Tuesday, November 02, 2004

There's No Solution

He sat up against my locker today, just before fourth hour. As I walked down the hall, he was looking around, attempting to spot something (or someone). Finally giving up, he leaned there and decided to wait. I thought about this fact, noting that he hadn't waited for me before fourth hour in the past week. I finally made it to my locker and he gave me a warm smile. I stood there, looking at him the same way he was looking at me wondering if I had truly given up on him as I had decided the previous night. "Oh, is this your locker?" he asked after a couple of seconds.
"Yes, as a matter of fact, it is."
"Really... do you want me to move?" (He was covering my entire locker so that it would be impossible to open unless I forcefully moved his ass)
"No, I have a couple of minutes.
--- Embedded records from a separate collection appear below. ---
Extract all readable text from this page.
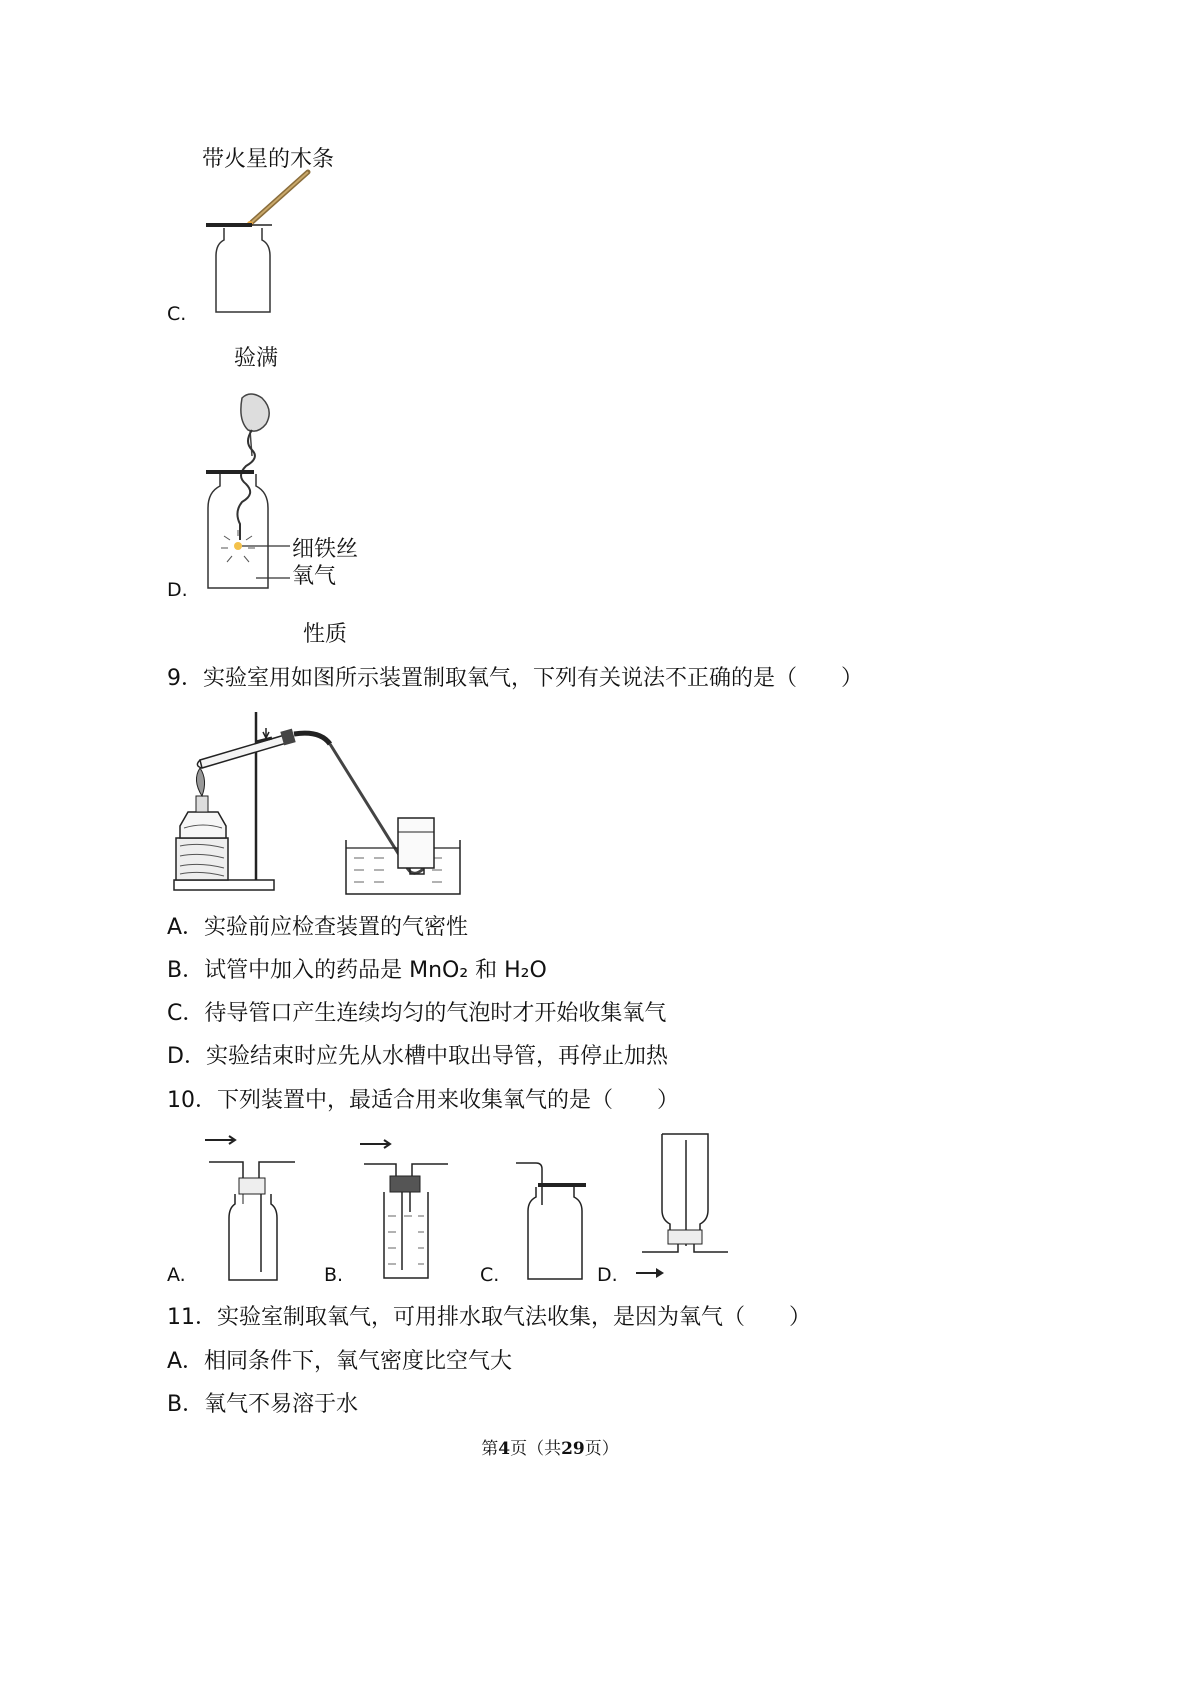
带火星的木条
C.
验满
细铁丝
氧气
D.
性质
9．实验室用如图所示装置制取氧气，下列有关说法不正确的是（　　）
A．实验前应检查装置的气密性
B．试管中加入的药品是 MnO₂ 和 H₂O
C．待导管口产生连续均匀的气泡时才开始收集氧气
D．实验结束时应先从水槽中取出导管，再停止加热
10．下列装置中，最适合用来收集氧气的是（　　）
A.	B.	C.	D.
11．实验室制取氧气，可用排水取气法收集，是因为氧气（　　）
A．相同条件下，氧气密度比空气大
B．氧气不易溶于水
第4页（共29页）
In a minute you can move."
"Oh, okay."
"Okay, now you can move."
"You said I had a minute."
"I meant until it turned to 11:28."
"That's not what you said."
"But that's what I meant." (keep in mind, all of this has gone on with a goofy smile on my face)
Taking the matter into my own hands (as he had moved a bit) I started to turn the dial repeating my com over in my head so I wouldn't forget.
"Whoa, why'd you just touch my butt?" (I hadn't really)
"Because I want you." I answered, not looking at him, but instead grabbing my American Studies book.
"I know." he just smiled once again.
* * * * * * * * * * * * * * *
How does he do this. How is it that every time I give up on him, he always comes up and makes me fall for him all over again? And every time I decide he's the one for me, he backs off. What's the problem here? Is it me or him? And why can't I tell?
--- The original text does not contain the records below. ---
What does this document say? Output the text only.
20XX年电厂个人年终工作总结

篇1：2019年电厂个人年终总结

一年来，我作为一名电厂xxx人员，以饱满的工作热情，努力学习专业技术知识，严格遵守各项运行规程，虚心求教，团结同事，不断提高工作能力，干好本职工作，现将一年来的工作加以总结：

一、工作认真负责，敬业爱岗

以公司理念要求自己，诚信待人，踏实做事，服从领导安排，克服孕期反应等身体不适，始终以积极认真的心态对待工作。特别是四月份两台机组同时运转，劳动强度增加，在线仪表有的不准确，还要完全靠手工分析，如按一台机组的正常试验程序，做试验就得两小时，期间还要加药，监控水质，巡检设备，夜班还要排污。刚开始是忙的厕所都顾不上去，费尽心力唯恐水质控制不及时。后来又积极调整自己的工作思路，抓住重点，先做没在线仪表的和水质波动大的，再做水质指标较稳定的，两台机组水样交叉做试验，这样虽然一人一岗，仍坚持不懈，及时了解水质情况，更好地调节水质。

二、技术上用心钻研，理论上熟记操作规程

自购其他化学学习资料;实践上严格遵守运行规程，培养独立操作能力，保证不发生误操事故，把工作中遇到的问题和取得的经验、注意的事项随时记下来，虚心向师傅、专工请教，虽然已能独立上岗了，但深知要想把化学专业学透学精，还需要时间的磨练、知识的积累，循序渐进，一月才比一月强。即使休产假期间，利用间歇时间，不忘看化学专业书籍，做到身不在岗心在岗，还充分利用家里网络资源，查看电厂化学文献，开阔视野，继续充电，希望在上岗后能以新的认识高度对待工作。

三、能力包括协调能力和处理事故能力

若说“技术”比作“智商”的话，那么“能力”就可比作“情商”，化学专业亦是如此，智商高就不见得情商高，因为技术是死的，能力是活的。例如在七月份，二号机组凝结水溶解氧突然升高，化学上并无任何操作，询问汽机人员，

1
Playing on iTunes right now: Freedom Fighters by The Music

P.S. Viva Bush!!!! (Even if he is losing at the moment)

Monday, November 01, 2004

Crazily Creative

Before I begin, I must say: TWENTY-TWO MORE DAYS!!!!! Let me explain my logic, the POTO soundtrack comes out Nov. 23, so 22 days from today.... Are we all on the same page? Yes, yes, then I shall continue.

I am "so creative it's crazy" according to Ashley. I currently have a purse made from a pair of jeans and my latest creation....... straw bracelets! Made of straws!!!! Remind me to post pictures. That's what you do on a blog, right? Omg, back to POTO (just for a second) wait...(what did I say about my obsession..... I DID warn you.) Anyway, out of parenthesis, I have officially heard almost all of the highlght songs from the movie!!! Legally!!! (I think...)

I have a plan. Yes, I really do. Andy is trying to find my locker com (and #, what a stalker) oh yeah, he almost did find it today in history. He looked through every single page of my agenda. (I said he was a stalker...) So sometimes I wonder if he likes his girlfriend or someone else (I wonder who that could be...) In retrograde, I liked him for a long time. Three years to be exact. And feelings like that don't really go away. Especially when they are reciprocated. Anyway, I've decided that if he wants my com, he has to give me his. So there. Take that you stalker!!!!!